"Paul-Éric Blanrue, Robert Faurisson, le révisionnisme… et la loi." Par Saïd Derouiche.
L’historien Paul-Éric Blanrue avait promis de frapper fort pour la rentrée. Avec un documentaire mettant en scène Robert Faurisson, on peut dire qu’il a touché le plus haut degré de la subversion ! Le sujet du révisionnisme n’est pas ce qui met le plus à l’aise. Combien de ceux qui se disent « dissident » sont terrifiés à l’idée même qu’on puisse les approcher pour les sonder sur le sujet ? A la décharge des « moins téméraires », il y a une chape de plomb ancrée dans l’inconscient collectif et qui empêche de parler de celui qui est présenté comme le diable en personne. Robert Faurisson : un homme, c’est le titre du documentaire.
Un sujet casse-gueule
Eh oui, il n’est pas évident de parler de révisionnisme. Dire que le sujet ne passionne pas est sans doute le meilleur moyen de ne pas se positionner. Personnellement, le sujet ne me passionne pas plus que ça… mais j’ai quand même envie de me positionner. Et ma position est claire et limpide : dans une démocratie, au sein d’une civilisation présumée intellectuellement avancée (héritage des Lumières), comment est-il possible de concevoir qu’il existe encore des lois qui empêchent de faire des recherches sur certains sujets au nom de ce qui ressemble à un dogme d’état ?
Pire encore : comment peut-on accepter de défendre une idée (ou un concept) en étant aidé par une loi qui bâillonne ses contradicteurs ? Cette loi (Gayssot-Fabius) est une insulte à l’intelligence de tous ceux qui se présentent comme intellectuels ! En partant du postulat que les thèses négationnistes sont absurdes (ce qui est au fond possible), pourquoi ne pas permettre à ces présumés loufoques de se ridiculiser en public ? Qu’on puisse en finir une fois pour toute. Pourquoi les intimider avec une loi ? Certains pourraient même aller jusqu’à croire que ce sont ces présumés loufoques (et ce qu’ils présentent comme arguments) qui intimident les défenseurs du dogme d’état.
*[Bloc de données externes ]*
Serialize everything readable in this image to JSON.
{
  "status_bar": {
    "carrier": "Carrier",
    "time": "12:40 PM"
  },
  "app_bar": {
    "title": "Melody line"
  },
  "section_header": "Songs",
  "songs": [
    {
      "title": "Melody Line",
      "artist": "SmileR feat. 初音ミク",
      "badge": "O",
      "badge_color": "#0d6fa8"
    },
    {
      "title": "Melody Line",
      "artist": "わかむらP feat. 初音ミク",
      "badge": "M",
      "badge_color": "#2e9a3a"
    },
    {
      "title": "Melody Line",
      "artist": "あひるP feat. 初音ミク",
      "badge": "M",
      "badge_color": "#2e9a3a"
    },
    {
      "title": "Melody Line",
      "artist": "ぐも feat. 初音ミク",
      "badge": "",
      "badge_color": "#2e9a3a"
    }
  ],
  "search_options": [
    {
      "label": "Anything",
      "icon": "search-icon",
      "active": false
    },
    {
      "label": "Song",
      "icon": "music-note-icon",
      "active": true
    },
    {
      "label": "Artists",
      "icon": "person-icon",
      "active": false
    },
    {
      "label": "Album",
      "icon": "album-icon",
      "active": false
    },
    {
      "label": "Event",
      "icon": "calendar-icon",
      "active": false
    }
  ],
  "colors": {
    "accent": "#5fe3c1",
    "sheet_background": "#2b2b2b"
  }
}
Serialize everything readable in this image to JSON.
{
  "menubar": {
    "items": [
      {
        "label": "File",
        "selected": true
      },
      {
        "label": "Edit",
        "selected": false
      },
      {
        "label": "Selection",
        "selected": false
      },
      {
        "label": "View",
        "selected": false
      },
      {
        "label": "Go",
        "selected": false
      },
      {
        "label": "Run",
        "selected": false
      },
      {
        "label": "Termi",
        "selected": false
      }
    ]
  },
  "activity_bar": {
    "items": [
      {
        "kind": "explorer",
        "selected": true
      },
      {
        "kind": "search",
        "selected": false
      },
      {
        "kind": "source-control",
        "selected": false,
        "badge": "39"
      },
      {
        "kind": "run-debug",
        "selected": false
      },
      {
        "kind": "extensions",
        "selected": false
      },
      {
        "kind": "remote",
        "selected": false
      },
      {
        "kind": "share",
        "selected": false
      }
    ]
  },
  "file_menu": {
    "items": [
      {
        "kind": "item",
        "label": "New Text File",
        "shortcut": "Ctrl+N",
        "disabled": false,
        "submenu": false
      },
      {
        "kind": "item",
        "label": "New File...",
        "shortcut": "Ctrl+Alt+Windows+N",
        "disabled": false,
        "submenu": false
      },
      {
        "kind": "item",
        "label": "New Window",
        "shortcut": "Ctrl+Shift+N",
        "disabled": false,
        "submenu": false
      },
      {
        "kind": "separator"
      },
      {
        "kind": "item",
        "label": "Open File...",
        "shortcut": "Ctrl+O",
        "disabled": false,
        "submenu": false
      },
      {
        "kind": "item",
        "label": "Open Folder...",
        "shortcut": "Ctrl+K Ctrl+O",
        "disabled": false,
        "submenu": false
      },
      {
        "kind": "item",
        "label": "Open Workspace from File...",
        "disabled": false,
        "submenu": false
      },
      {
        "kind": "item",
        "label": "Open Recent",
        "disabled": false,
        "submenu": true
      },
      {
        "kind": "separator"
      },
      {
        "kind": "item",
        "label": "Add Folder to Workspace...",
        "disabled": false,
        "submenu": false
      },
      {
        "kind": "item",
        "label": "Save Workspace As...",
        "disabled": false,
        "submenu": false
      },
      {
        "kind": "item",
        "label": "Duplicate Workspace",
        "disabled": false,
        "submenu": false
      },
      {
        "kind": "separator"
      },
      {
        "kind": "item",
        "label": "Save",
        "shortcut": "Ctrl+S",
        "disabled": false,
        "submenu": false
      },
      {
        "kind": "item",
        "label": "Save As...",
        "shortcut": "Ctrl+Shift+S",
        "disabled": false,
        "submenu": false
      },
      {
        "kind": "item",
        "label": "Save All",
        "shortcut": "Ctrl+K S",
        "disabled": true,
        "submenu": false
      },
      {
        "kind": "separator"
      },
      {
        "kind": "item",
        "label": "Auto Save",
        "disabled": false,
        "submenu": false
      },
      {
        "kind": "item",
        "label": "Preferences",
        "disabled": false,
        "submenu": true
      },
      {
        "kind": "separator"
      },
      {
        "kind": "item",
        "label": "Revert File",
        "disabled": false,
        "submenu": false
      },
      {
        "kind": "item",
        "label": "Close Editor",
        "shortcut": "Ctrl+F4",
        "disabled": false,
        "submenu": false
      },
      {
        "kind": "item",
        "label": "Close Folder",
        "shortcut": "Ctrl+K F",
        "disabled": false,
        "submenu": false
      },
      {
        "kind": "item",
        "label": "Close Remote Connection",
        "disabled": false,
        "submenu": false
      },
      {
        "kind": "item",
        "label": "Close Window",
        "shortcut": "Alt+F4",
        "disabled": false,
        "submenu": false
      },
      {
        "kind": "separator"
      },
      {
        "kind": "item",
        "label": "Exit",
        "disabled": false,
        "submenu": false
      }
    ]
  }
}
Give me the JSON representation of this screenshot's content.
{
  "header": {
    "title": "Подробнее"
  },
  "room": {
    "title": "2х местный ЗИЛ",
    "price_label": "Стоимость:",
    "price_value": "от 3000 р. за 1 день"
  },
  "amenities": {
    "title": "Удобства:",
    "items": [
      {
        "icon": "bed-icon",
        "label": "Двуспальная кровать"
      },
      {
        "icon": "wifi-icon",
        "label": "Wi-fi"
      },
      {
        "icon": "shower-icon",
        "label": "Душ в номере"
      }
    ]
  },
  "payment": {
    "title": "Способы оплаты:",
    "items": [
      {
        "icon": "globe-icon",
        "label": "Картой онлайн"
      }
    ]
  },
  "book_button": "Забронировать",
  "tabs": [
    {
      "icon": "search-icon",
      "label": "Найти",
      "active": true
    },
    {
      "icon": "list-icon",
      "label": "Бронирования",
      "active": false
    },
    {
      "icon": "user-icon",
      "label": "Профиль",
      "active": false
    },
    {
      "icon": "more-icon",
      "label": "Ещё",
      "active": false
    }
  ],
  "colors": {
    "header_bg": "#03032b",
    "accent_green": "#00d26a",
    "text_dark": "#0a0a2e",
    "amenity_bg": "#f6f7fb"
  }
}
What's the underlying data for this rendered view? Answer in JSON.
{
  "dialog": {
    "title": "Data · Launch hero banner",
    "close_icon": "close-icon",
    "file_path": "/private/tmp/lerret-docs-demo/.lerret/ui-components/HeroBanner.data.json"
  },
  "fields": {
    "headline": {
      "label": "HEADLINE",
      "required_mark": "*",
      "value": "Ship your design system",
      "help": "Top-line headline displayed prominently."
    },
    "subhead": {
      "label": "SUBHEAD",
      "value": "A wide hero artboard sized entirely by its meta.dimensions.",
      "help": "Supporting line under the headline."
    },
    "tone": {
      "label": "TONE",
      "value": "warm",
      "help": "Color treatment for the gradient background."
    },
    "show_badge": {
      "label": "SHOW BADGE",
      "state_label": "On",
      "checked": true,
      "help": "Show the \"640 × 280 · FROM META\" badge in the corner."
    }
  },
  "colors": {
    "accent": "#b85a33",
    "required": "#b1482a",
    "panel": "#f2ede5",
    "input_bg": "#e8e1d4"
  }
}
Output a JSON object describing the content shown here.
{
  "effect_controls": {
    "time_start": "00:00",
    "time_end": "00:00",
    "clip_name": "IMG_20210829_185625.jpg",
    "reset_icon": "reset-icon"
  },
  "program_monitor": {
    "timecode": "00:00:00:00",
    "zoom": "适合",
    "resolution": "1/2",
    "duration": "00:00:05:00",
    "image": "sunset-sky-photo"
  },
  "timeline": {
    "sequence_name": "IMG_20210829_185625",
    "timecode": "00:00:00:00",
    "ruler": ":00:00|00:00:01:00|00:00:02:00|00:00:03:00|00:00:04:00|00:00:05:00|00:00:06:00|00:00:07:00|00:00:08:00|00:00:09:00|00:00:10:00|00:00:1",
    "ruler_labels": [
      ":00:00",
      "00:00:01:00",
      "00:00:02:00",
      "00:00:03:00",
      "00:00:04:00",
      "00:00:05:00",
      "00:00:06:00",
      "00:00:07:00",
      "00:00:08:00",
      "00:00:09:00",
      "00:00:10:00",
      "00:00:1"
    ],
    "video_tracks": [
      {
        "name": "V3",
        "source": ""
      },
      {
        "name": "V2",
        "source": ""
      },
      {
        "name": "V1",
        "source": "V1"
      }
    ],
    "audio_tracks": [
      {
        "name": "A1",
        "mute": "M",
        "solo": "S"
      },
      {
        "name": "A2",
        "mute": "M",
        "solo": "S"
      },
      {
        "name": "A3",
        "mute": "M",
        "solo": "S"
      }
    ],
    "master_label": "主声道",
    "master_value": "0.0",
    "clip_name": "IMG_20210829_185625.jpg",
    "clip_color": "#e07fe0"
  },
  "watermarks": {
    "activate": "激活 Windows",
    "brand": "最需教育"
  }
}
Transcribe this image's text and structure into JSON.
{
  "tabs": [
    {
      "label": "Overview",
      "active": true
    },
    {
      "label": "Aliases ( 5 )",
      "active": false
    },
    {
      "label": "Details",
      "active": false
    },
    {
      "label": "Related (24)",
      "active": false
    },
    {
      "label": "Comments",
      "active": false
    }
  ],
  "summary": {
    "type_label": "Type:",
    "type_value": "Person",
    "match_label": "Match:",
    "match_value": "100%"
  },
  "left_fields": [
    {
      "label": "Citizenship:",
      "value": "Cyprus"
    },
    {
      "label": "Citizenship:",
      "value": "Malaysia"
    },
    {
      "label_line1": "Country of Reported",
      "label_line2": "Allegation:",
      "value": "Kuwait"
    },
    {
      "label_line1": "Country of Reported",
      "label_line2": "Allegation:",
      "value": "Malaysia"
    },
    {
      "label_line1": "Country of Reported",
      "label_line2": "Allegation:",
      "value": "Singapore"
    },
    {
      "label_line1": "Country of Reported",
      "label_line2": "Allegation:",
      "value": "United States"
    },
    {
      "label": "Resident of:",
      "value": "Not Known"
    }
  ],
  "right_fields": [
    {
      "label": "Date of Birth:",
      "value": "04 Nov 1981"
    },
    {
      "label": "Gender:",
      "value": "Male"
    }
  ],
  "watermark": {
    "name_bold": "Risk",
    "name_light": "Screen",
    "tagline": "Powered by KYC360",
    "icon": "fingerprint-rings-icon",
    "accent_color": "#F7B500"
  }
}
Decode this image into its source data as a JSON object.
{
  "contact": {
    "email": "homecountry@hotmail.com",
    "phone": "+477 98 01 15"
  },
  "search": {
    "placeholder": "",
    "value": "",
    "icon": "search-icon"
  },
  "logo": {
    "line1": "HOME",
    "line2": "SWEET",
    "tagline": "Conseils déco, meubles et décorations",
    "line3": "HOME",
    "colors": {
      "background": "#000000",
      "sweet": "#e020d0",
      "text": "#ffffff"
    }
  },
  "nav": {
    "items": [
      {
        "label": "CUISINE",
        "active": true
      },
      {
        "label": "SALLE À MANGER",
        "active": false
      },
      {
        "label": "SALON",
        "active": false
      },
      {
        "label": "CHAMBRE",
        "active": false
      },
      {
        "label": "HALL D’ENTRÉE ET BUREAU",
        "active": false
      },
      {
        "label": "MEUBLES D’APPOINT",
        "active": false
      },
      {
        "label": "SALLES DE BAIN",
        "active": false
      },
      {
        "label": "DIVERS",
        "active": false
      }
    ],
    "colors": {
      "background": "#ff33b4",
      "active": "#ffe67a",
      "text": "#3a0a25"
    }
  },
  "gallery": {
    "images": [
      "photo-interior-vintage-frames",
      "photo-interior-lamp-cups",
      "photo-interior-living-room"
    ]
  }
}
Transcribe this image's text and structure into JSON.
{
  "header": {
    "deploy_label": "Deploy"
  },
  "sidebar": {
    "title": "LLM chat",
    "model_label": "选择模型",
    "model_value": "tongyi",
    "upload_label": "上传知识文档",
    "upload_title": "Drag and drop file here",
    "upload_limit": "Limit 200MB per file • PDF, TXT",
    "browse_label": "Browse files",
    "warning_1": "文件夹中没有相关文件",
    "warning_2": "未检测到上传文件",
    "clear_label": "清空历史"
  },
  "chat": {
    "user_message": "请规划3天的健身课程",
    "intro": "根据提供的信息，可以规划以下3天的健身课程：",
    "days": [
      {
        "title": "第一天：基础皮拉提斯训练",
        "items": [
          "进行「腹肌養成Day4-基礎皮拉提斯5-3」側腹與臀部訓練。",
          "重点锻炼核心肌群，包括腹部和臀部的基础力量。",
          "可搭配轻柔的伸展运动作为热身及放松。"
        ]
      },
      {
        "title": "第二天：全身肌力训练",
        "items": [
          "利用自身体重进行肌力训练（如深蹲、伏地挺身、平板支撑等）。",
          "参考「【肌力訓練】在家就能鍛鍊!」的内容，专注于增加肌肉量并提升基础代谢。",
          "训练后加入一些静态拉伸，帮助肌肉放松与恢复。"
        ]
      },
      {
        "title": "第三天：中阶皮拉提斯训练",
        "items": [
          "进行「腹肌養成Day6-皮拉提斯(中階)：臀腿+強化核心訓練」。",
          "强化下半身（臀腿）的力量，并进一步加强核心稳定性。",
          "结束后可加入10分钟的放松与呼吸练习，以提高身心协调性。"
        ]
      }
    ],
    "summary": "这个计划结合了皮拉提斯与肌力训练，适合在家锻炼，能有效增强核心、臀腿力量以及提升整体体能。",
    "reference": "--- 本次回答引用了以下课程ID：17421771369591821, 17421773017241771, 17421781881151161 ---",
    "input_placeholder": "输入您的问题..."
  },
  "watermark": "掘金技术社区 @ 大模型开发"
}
Comment peut-on être pour la liberté d’expression et subir le fardeau de cette loi ?
Paul-Éric Blanrue a jeté un véritable pavé dans la marre avec ce documentaire.
Robert Faurisson, le diable ?
C’est un peu ridicule de présenter quelqu’un comme le diable en personne alors qu’il suffit de visionner ce documentaire pour voir que « Un homme » est le meilleur titre qu’on pouvait donner à ce documentaire. Robert Faurisson reconnait évidemment les atrocités qui ont été faites au peuple juif, et Paul-Éric Blanrue n’est pas loufoque au point de consacrer du temps à quelqu’un qui renierait que les juifs ont souffert du nazisme – y a-t-il des gens sérieux qui remettent en cause cela !? Si ce documentaire peut permettre de faire remarquer les atrocités que cet homme à subi dans sa vie, ceux qui se revendiquent humanistes pourront comprendre que le dogme d’état peut parfois être brutal.